There are 19 species in the genus Ablepharus which are recognized as being valid:

- A. alaicus (Elpatjevsky, 1901)
Found in China, Kyrgyzstan, Uzbekistan, Tajikistan, and Kazakhstan

- A. bivittatus (Ménétries, 1832) — twin-striped skink
Found in Azerbaijan, Turkey, south-eastern and central Armenia, Iran, and Turkmenistan
Typically found in thorny shrubbery, grasslands, and rocky slopes

- A. budaki Göçmen, Kumlutaş & Tosunoğlu, 1996 — Budak's snake-eyed skink
Found in Turkey, Syria, Lebanon, and Cyprus
Typically inhabits leaf litter, woodlands, shrubbery, and forests in humid areas

- A. chernovi Darevsky, 1953 — Chernov's skink
Found in Syria, Turkey, and Armenia
Typically, they are found hiding under leaf litter and small stones in open areas with little shrubbery or forestation. Some may also be found on some of the gentler slopes on some mountain ranges.

- A. darvazi Eremchenko & Panfilov, 1990 — Darvaz Range skink
Found in Tajikistan, India, Afghanistan, and Pakistan

- A. deserti Strauch, 1868 — desert lidless skink
Found in Turkmenistan, Kazakhstan, Uzbekistan, Tajikistan, and Kyrgyzstan
Generally observed in desert lands and dry slopes with several different types of angiosperms around 2,000 m above sea level

- A. eremchenkoi (Panfilov, 1999)
Found in Kyrgyzstan and Kazakhstan

- A. grayanus (Stoliczka, 1872) — minor snake-eyed skink
Found in Pakistan, India, Nepal, and Turkmenistan

- A. himalayanus (Günther, 1864)
Found in Kyrgyzstan and Kazakhstan, Pakistan, India, Nepal

- A. kitaibelii (Bibron & Bory de Saint-Vincent, 1833)— European snake-eyed skink
Found in southern Slovakia, Serbia, Hungary, Eastern Croatia, Albania, Greece, southern Romania, Macedonia, and Turkey
Inhabits arid regions containing meadows, scrubland, and woodland clearings, as well as hilly areas

- A. ladacensis (Günther, 1864)
Found in Tibet (China), North India, western Nepal, and northern Pakistan.

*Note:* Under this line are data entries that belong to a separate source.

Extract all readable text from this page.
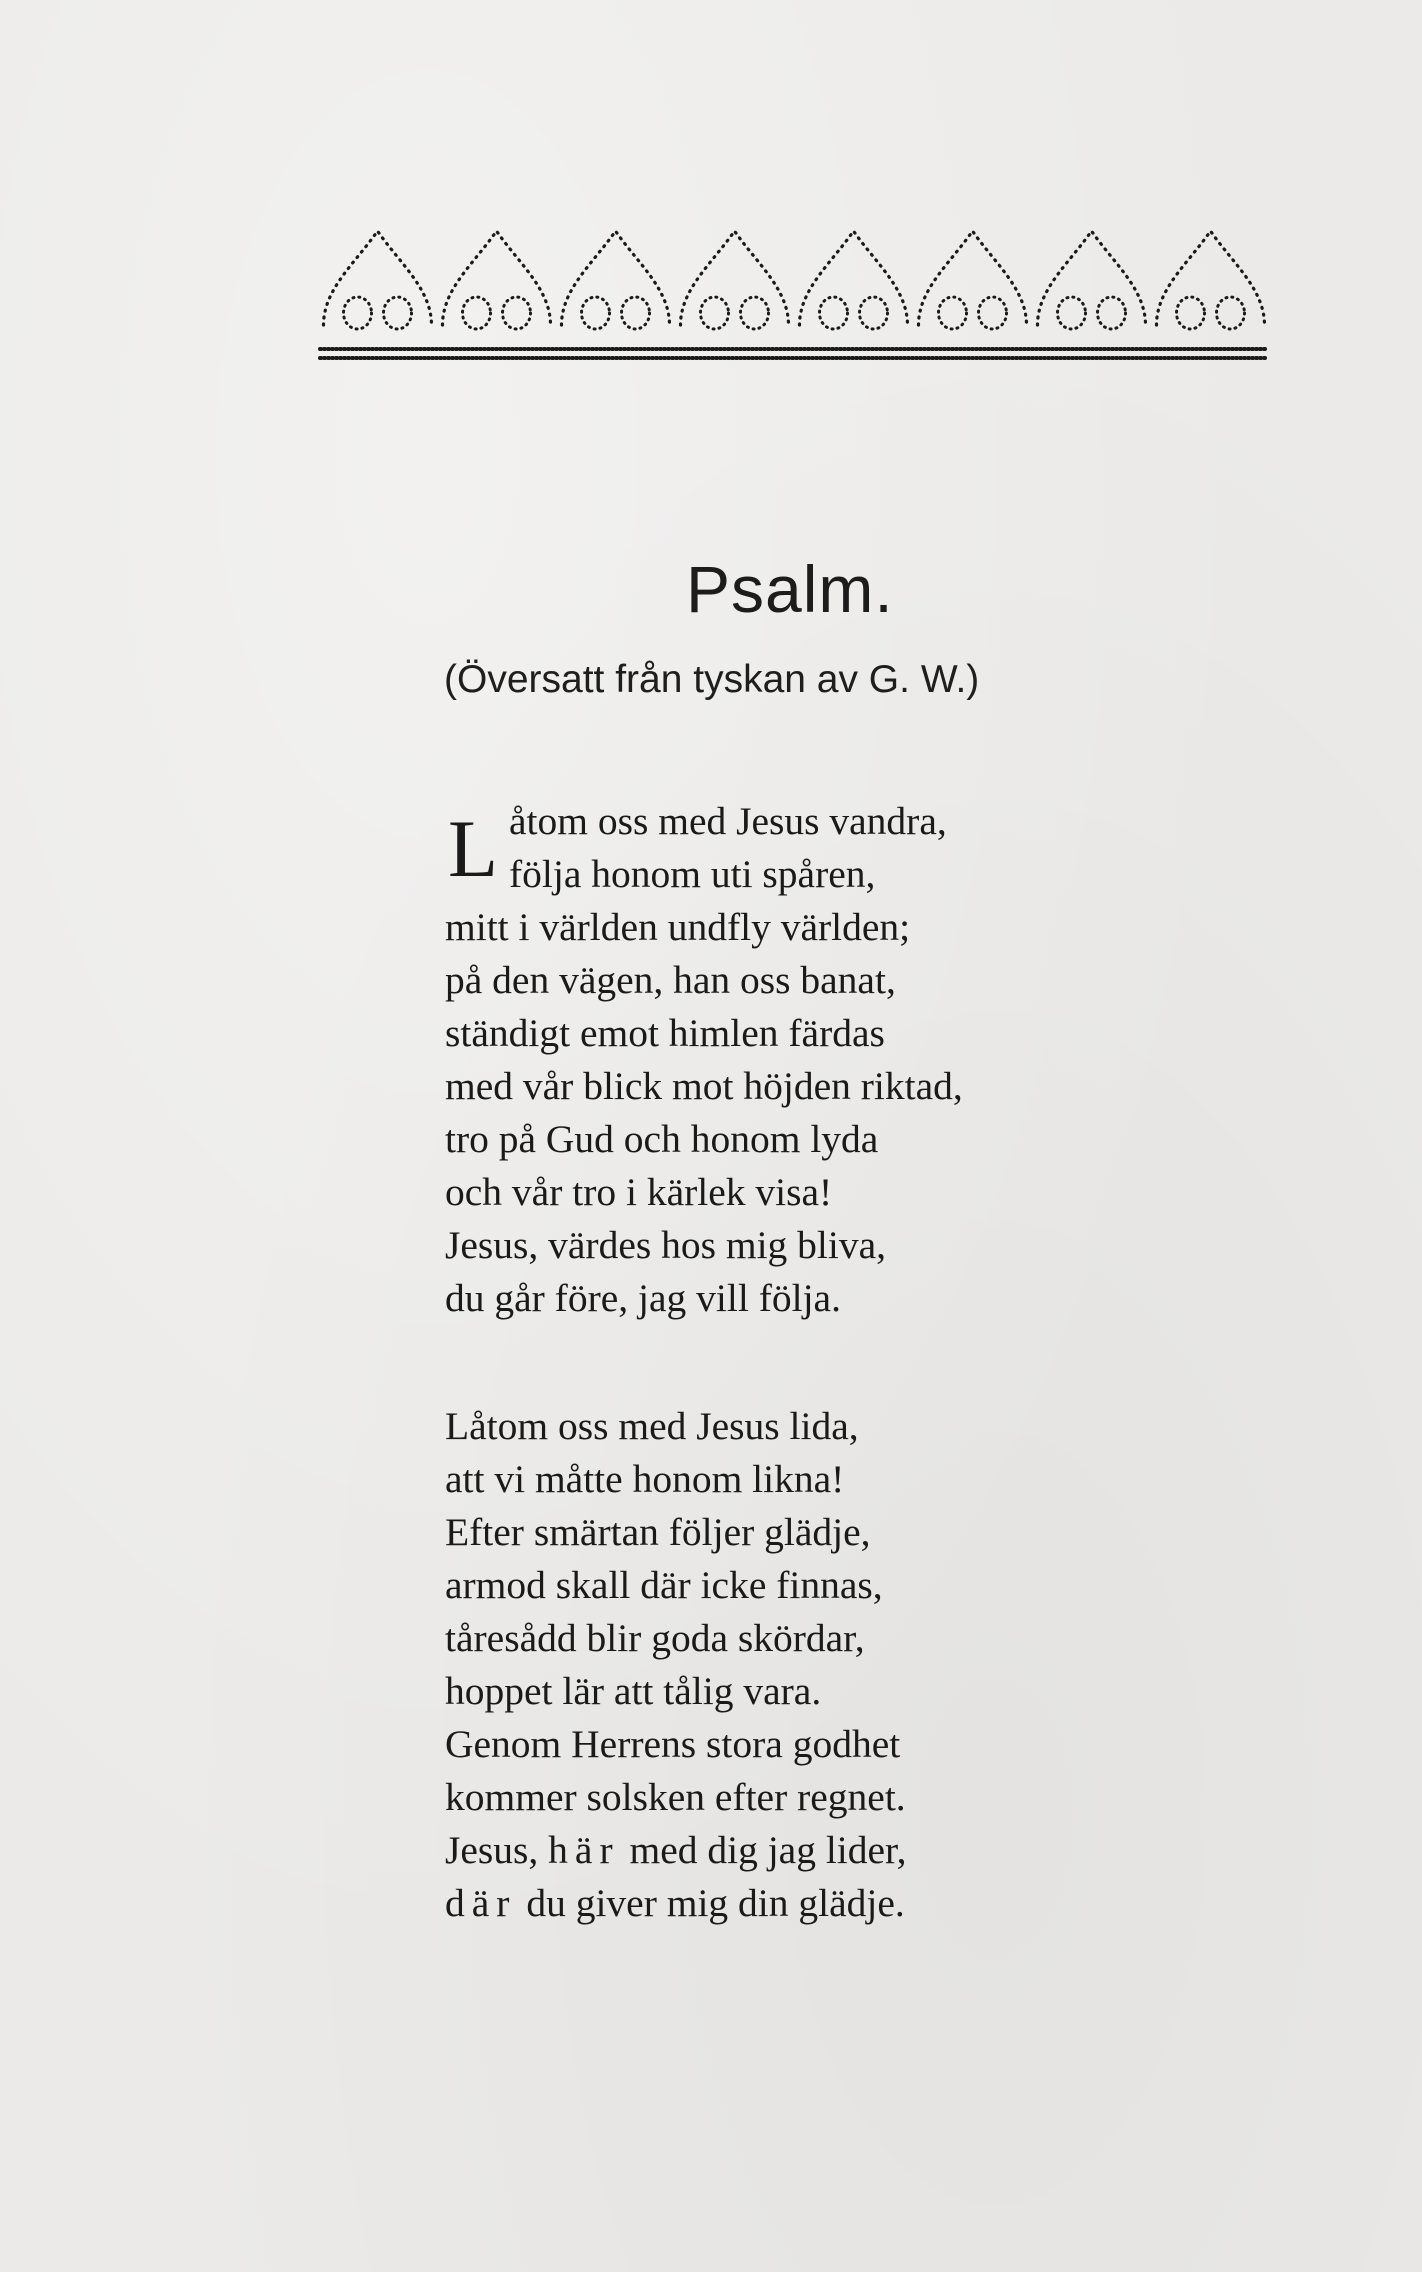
Psalm.
(Översatt från tyskan av G. W.)
L åtom oss med Jesus vandra,
följa honom uti spåren,
mitt i världen undfly världen;
på den vägen, han oss banat,
ständigt emot himlen färdas
med vår blick mot höjden riktad,
tro på Gud och honom lyda
och vår tro i kärlek visa!
Jesus, värdes hos mig bliva,
du går före, jag vill följa.
Låtom oss med Jesus lida,
att vi måtte honom likna!
Efter smärtan följer glädje,
armod skall där icke finnas,
tåresådd blir goda skördar,
hoppet lär att tålig vara.
Genom Herrens stora godhet
kommer solsken efter regnet.
Jesus, här med dig jag lider,
där du giver mig din glädje.
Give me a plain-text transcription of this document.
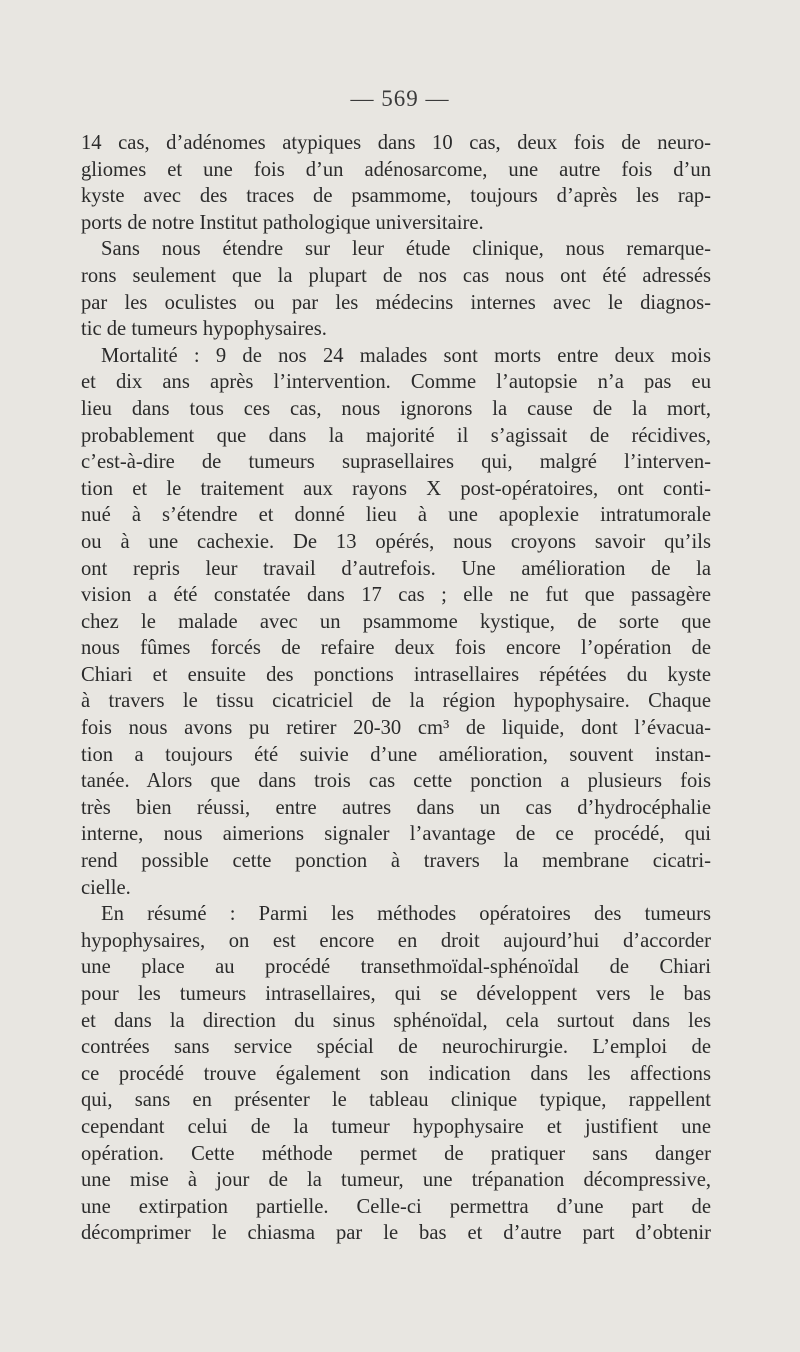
— 569 —
14 cas, d’adénomes atypiques dans 10 cas, deux fois de neuro-
gliomes et une fois d’un adénosarcome, une autre fois d’un
kyste avec des traces de psammome, toujours d’après les rap-
ports de notre Institut pathologique universitaire.
Sans nous étendre sur leur étude clinique, nous remarque-
rons seulement que la plupart de nos cas nous ont été adressés
par les oculistes ou par les médecins internes avec le diagnos-
tic de tumeurs hypophysaires.
Mortalité : 9 de nos 24 malades sont morts entre deux mois
et dix ans après l’intervention. Comme l’autopsie n’a pas eu
lieu dans tous ces cas, nous ignorons la cause de la mort,
probablement que dans la majorité il s’agissait de récidives,
c’est-à-dire de tumeurs suprasellaires qui, malgré l’interven-
tion et le traitement aux rayons X post-opératoires, ont conti-
nué à s’étendre et donné lieu à une apoplexie intratumorale
ou à une cachexie. De 13 opérés, nous croyons savoir qu’ils
ont repris leur travail d’autrefois. Une amélioration de la
vision a été constatée dans 17 cas ; elle ne fut que passagère
chez le malade avec un psammome kystique, de sorte que
nous fûmes forcés de refaire deux fois encore l’opération de
Chiari et ensuite des ponctions intrasellaires répétées du kyste
à travers le tissu cicatriciel de la région hypophysaire. Chaque
fois nous avons pu retirer 20-30 cm³ de liquide, dont l’évacua-
tion a toujours été suivie d’une amélioration, souvent instan-
tanée. Alors que dans trois cas cette ponction a plusieurs fois
très bien réussi, entre autres dans un cas d’hydrocéphalie
interne, nous aimerions signaler l’avantage de ce procédé, qui
rend possible cette ponction à travers la membrane cicatri-
cielle.
En résumé : Parmi les méthodes opératoires des tumeurs
hypophysaires, on est encore en droit aujourd’hui d’accorder
une place au procédé transethmoïdal-sphénoïdal de Chiari
pour les tumeurs intrasellaires, qui se développent vers le bas
et dans la direction du sinus sphénoïdal, cela surtout dans les
contrées sans service spécial de neurochirurgie. L’emploi de
ce procédé trouve également son indication dans les affections
qui, sans en présenter le tableau clinique typique, rappellent
cependant celui de la tumeur hypophysaire et justifient une
opération. Cette méthode permet de pratiquer sans danger
une mise à jour de la tumeur, une trépanation décompressive,
une extirpation partielle. Celle-ci permettra d’une part de
décomprimer le chiasma par le bas et d’autre part d’obtenir
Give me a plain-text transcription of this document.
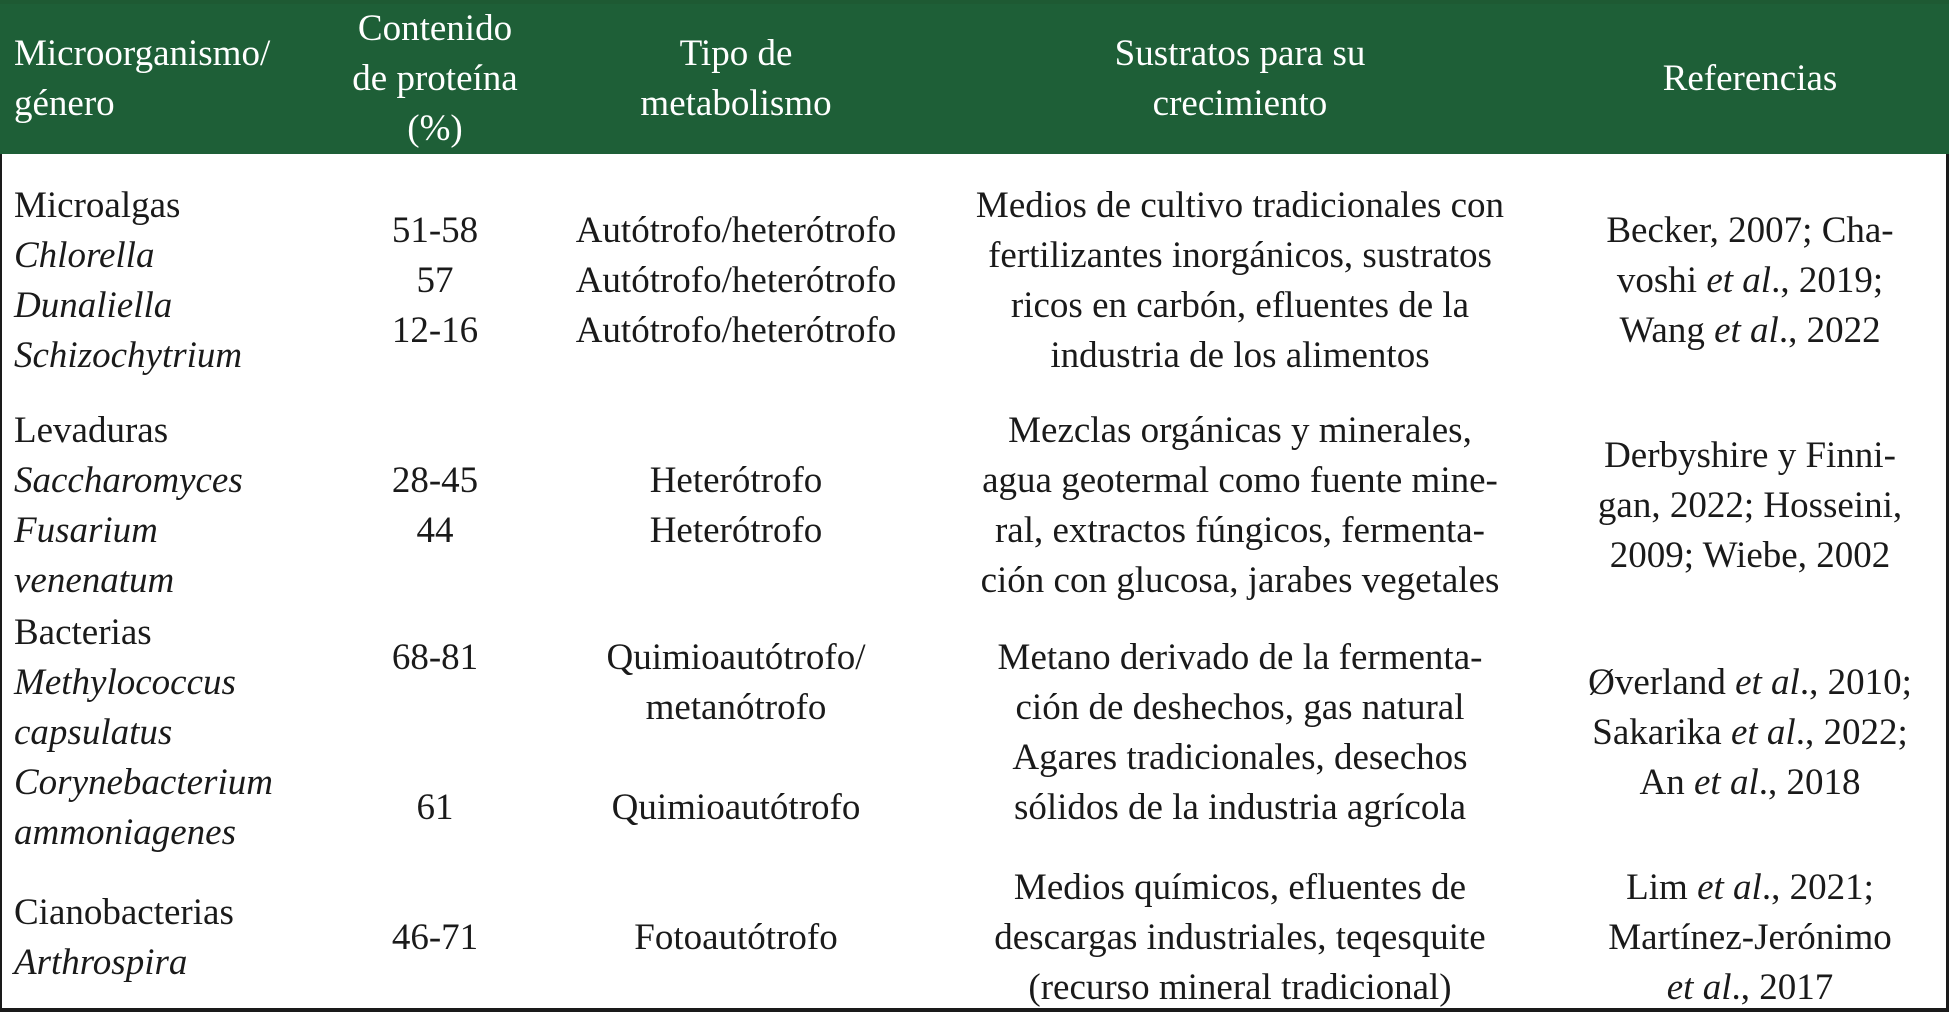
Microorganismo/
género
Contenido
de proteína
(%)
Tipo de
metabolismo
Sustratos para su
crecimiento
Referencias
Microalgas
Chlorella
Dunaliella
Schizochytrium
51-58
57
12-16
Autótrofo/heterótrofo
Autótrofo/heterótrofo
Autótrofo/heterótrofo
Medios de cultivo tradicionales con
fertilizantes inorgánicos, sustratos
ricos en carbón, efluentes de la
industria de los alimentos
Becker, 2007; Cha-
voshi et al., 2019;
Wang et al., 2022
Levaduras
Saccharomyces
Fusarium
venenatum
28-45
44
Heterótrofo
Heterótrofo
Mezclas orgánicas y minerales,
agua geotermal como fuente mine-
ral, extractos fúngicos, fermenta-
ción con glucosa, jarabes vegetales
Derbyshire y Finni-
gan, 2022; Hosseini,
2009; Wiebe, 2002
Bacterias
Methylococcus
capsulatus
Corynebacterium
ammoniagenes
68-81
61
Quimioautótrofo/
metanótrofo
Quimioautótrofo
Metano derivado de la fermenta-
ción de deshechos, gas natural
Agares tradicionales, desechos
sólidos de la industria agrícola
Øverland et al., 2010;
Sakarika et al., 2022;
An et al., 2018
Cianobacterias
Arthrospira
46-71	Fotoautótrofo
Medios químicos, efluentes de
descargas industriales, teqesquite
(recurso mineral tradicional)
Lim et al., 2021;
Martínez-Jerónimo
et al., 2017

- A. lindbergi Wettstein, 1960 — Lindberg’s snake-eyed skink (sometimes A. bivittatus lindbergi )
Found in western Afghanistan

- A. mahabharatus Eremchenko, Shah & Panfilov, 1998
Found in Nepal.

- A. nepalensis Eremchenko & Helfenberger, 1998
Found in Nepal.

- A. pannonicus (Fitzinger, 1824) — Asian snake-eyed skink
Found in the United Arab Emirates, eastern Georgia, Iraq, Iran, Oman, Pakistan, Syria, Jordan, Afghanistan, Caucasus, northwestern India, southwestern Tajikistan, southern Turkmenistan, Kyrgyzstan, Uzbekistan, and western Azerbaijan

- A. rueppellii (Gray, 1839) — Rüppell's snake-eyed skink
Found in central and northern Israel, the Sinai Peninsula of Egypt, southern Lebanon, western and northern Jordan, and possible reported sightings in Syria and Jordan
Inhabits more heavily forested areas with dense vegetation, prefer humid areas, especially the oases in Egypt

- A. sikimmensis (Blyth, 1854)<
Found in Bangladesh (Rangpur), Bhutan, China (Tibet), India (Darjeeling, Sikkim) and Nepal.

- A. tragbulensis (Alcock, 1898)<
Found in India and Pakistan.

Nota bene: A binomial authority in parentheses indicates that the species was originally described in a genus other than Ablepharus.